Testing the version your users actually run

Last week a bug report came in: the gptme webui was crashing on the conversations page. Not for everyone — just for users running the stable PyPI release.

The error was in the server’s conversation list response. An older version of gptme returned a plain array. The webui expected a paginated object. We’d changed the server format recently, but the webui code assumed the new shape unconditionally:

// New server returns: { conversations: [...], next: "..." }
// Old server returns: [...]
const conversations = response.conversations  // undefined on old server
conversations.map(...)                        // TypeError: cannot read undefined

The fix was a one-liner — tolerate both shapes, check the type before destructuring. That landed in gptme#2917.

But the bug itself wasn’t the interesting part. The interesting part was why CI didn’t catch it.

The CI gap

gptme’s webui e2e tests run Playwright against a real gptme server. The server is launched from the current git checkout. So CI tests the webui against the dev server — the version of gptme that’s changing alongside the webui.

That’s fine for catching internal regressions. It’s not fine for catching compatibility breaks with stable releases. A user who installed gptme from PyPI last month is running a different binary than what CI tests against. If the webui changes break backward compatibility with that binary, the tests stay green and the user hits a crash.

Erik flagged this directly: “we should run e2e tests against the latest gptme stable release (or whichever is the oldest release we support/run on gptme.ai, not just latest master/submodule pin as currently tested) to check for regressions like this.”

The instinct here is right. The CI suite should cover the combinations users actually hit:

Stable gptme + current webui — what PyPI users see when they update the webui
Dev gptme + current webui — what git users see; also gptme.ai deploys

The implementation

The naive fix is a CI matrix: two jobs, each installing a different gptme version. That works but costs: you pay for checkout, npm ci, and Playwright browser installation twice. For a test suite that already takes several minutes, doubling the setup overhead adds meaningful wall-clock time to every PR.

gptme#2919 takes a different approach — share the setup, run the passes sequentially:

steps:
  - uses: actions/checkout@v4
  - run: npm ci                      # once
  - run: playwright install          # once

  # Stable pass
  - run: pip install 'gptme[server]'
  - run: npm run test:e2e
  - name: Upload stable report
    if: always()
    uses: actions/upload-artifact@v4

  # Dev pass (force-reinstall over stable)
  - run: pip install --force-reinstall 'gptme[server] @ git+...'
  - run: npm run test:e2e
  - name: Upload dev report
    if: always()
    uses: actions/upload-artifact@v4

  # Fail if either pass failed
  - name: Check both passes
    run: |
      [[ "$STABLE_PASS" != "success" || "$DEV_PASS" != "success" ]] && exit 1

The key design decisions:

Sequential, not parallel: Parallelism would need two runners (and two full setups). Sequential with a shared setup is cheaper and simpler. The tradeoff is that a slow stable pass delays the dev pass — acceptable for a CI job.

if: always() on artifact uploads: Both test reports are always uploaded, even when one pass fails. This matters for debugging: you can see both results in the same CI run, not just the one that happened to run before the failure.

Force-reinstall for dev: The stable pass installs from PyPI. The dev pass does pip install --force-reinstall ... @ git+..., which overwrites the stable binary with the git version. No cleanup step needed.

Single fail check at the end: A step reads the pass/fail state of both test runs and fails the job if either failed. This means the CI job shows as red on the PR, but you can inspect both uploaded reports to see which version broke.

What this catches

The bug from last week would have been caught immediately. The stable pass would have run against a gptme that returns plain arrays; the webui would have thrown a TypeError; the test for “conversations page loads” would have failed.

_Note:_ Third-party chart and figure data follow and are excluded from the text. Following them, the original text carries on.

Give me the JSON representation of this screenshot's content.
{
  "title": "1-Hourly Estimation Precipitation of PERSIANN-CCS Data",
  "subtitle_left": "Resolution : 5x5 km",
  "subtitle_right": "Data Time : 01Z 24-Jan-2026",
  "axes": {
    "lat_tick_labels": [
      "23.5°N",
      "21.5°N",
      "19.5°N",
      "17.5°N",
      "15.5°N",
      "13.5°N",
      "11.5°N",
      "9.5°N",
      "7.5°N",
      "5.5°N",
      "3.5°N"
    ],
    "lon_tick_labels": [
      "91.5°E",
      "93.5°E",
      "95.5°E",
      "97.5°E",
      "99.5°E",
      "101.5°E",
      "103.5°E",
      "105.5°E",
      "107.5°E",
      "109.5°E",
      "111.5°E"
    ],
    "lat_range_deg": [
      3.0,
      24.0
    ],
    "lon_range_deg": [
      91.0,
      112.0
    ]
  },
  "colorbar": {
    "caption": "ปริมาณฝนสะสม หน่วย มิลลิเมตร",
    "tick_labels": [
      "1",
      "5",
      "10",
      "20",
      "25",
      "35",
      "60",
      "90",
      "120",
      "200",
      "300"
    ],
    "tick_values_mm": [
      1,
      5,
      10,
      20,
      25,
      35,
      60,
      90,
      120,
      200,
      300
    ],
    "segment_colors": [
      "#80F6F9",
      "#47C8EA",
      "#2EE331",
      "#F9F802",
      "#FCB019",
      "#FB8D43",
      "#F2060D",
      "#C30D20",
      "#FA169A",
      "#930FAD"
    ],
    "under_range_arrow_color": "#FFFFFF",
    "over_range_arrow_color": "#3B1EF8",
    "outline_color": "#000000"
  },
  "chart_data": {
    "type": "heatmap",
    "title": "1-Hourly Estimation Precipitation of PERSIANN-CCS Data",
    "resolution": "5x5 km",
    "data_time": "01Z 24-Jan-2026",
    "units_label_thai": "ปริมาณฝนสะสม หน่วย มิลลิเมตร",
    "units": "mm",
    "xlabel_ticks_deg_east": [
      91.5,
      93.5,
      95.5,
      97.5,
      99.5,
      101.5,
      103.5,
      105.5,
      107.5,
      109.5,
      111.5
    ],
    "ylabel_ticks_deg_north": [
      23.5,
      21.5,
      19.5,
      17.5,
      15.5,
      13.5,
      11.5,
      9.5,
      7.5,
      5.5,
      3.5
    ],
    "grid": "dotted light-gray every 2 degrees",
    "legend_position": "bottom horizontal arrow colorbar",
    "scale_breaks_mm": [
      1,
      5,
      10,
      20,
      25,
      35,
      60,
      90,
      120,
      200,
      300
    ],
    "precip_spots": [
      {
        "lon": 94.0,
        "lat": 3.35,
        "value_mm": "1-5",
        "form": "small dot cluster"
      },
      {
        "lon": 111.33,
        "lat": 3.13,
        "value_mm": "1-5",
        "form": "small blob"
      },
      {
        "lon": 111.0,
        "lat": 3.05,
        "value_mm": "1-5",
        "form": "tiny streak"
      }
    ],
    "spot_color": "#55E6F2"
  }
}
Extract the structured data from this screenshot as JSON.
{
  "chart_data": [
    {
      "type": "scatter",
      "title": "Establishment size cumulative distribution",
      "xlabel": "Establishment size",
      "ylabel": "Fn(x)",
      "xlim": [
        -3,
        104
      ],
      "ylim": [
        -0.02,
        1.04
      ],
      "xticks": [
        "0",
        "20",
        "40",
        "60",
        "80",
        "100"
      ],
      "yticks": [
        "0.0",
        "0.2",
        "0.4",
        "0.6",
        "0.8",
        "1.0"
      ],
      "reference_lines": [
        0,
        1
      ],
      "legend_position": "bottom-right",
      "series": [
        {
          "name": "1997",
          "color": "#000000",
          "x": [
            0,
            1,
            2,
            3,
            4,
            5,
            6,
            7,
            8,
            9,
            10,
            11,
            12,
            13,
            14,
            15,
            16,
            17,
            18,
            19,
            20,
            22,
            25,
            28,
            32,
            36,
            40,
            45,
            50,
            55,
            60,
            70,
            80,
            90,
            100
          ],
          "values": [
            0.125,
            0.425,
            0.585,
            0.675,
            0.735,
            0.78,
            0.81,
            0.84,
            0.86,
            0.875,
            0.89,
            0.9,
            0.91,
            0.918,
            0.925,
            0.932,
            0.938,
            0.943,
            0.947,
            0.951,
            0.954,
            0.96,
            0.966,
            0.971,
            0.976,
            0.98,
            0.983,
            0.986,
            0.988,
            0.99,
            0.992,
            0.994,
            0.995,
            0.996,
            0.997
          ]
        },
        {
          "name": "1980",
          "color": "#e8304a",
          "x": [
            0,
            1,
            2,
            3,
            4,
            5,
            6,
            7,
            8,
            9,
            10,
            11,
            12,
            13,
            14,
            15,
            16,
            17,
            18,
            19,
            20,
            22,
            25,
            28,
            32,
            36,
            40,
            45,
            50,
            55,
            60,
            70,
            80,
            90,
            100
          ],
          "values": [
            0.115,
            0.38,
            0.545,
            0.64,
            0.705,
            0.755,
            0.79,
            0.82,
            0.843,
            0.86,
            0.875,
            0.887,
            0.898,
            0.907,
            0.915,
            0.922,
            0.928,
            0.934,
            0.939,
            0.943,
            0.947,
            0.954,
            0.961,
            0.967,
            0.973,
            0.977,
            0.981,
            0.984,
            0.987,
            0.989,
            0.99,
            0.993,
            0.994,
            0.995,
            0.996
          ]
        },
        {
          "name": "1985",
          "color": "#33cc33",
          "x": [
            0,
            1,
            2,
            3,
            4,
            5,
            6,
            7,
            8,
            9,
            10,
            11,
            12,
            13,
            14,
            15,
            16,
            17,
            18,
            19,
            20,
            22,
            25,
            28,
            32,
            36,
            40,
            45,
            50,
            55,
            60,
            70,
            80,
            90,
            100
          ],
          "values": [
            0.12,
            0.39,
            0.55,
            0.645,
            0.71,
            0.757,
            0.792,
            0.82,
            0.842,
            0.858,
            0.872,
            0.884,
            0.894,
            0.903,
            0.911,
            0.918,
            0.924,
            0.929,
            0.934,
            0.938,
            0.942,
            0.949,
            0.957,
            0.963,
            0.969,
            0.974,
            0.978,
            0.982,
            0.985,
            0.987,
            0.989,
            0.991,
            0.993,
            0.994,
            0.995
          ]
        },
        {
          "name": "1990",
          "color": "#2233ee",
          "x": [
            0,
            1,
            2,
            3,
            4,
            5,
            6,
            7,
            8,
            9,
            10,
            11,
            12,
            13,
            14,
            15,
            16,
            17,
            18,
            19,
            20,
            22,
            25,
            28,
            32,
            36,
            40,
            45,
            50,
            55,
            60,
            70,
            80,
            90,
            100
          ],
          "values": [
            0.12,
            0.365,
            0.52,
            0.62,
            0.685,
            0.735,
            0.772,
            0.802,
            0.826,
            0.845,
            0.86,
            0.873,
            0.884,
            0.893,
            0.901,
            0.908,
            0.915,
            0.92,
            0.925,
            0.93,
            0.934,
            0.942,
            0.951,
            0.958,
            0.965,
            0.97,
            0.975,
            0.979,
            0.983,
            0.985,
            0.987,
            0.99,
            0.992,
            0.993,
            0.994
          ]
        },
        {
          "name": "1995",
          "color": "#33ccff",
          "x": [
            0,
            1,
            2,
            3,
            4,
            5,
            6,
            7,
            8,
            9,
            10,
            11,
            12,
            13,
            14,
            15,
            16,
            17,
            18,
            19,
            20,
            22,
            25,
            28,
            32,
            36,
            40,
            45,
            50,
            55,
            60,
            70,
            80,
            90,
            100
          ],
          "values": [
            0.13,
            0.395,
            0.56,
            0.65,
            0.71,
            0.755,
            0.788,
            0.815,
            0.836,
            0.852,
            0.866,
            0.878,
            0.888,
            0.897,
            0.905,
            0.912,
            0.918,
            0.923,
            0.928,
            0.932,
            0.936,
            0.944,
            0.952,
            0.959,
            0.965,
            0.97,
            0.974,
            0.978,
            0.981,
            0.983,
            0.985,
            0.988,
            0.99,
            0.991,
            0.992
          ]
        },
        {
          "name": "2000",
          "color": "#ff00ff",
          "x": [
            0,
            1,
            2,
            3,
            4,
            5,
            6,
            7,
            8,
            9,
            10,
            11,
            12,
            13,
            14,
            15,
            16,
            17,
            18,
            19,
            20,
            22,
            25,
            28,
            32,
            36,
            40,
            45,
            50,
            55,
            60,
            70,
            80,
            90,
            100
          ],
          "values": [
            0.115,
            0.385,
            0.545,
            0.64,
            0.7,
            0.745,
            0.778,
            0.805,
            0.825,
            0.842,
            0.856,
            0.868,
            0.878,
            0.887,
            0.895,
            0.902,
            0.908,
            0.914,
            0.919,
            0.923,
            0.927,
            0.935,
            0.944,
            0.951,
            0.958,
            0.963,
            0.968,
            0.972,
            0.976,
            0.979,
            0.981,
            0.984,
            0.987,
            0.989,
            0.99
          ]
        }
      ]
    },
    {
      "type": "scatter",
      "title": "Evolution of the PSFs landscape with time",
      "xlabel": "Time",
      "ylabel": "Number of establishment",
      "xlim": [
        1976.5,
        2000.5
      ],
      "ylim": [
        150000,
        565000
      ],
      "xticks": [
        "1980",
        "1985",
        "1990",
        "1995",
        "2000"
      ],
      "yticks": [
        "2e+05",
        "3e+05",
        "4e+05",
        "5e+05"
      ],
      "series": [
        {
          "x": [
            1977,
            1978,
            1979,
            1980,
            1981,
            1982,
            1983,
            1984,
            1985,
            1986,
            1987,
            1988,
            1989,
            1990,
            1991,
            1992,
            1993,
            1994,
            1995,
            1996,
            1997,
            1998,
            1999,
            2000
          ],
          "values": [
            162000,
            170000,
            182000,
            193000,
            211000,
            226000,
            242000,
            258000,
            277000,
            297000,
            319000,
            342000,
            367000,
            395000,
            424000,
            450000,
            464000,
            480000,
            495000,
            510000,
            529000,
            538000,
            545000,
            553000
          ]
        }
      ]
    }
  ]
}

The dev pass would have passed — dev gptme returns paginated objects. So you’d see: stable ❌, dev ✅. That’s exactly the signal needed to understand the regression without any manual debugging.

The broader pattern

The version gap between what you test and what users run is a subtle CI failure mode. It doesn’t show up as a red check — it shows up as a bug report from a user on a system that’s slightly out of date.

The fix is usually not to test only the latest. It’s to test the range you claim to support. For gptme, that’s at least: the current stable PyPI release, and the current git master. Those are the two most common deployment states.

The “test twice” CI approach is a low-cost way to enforce that contract on every PR, before anything ships.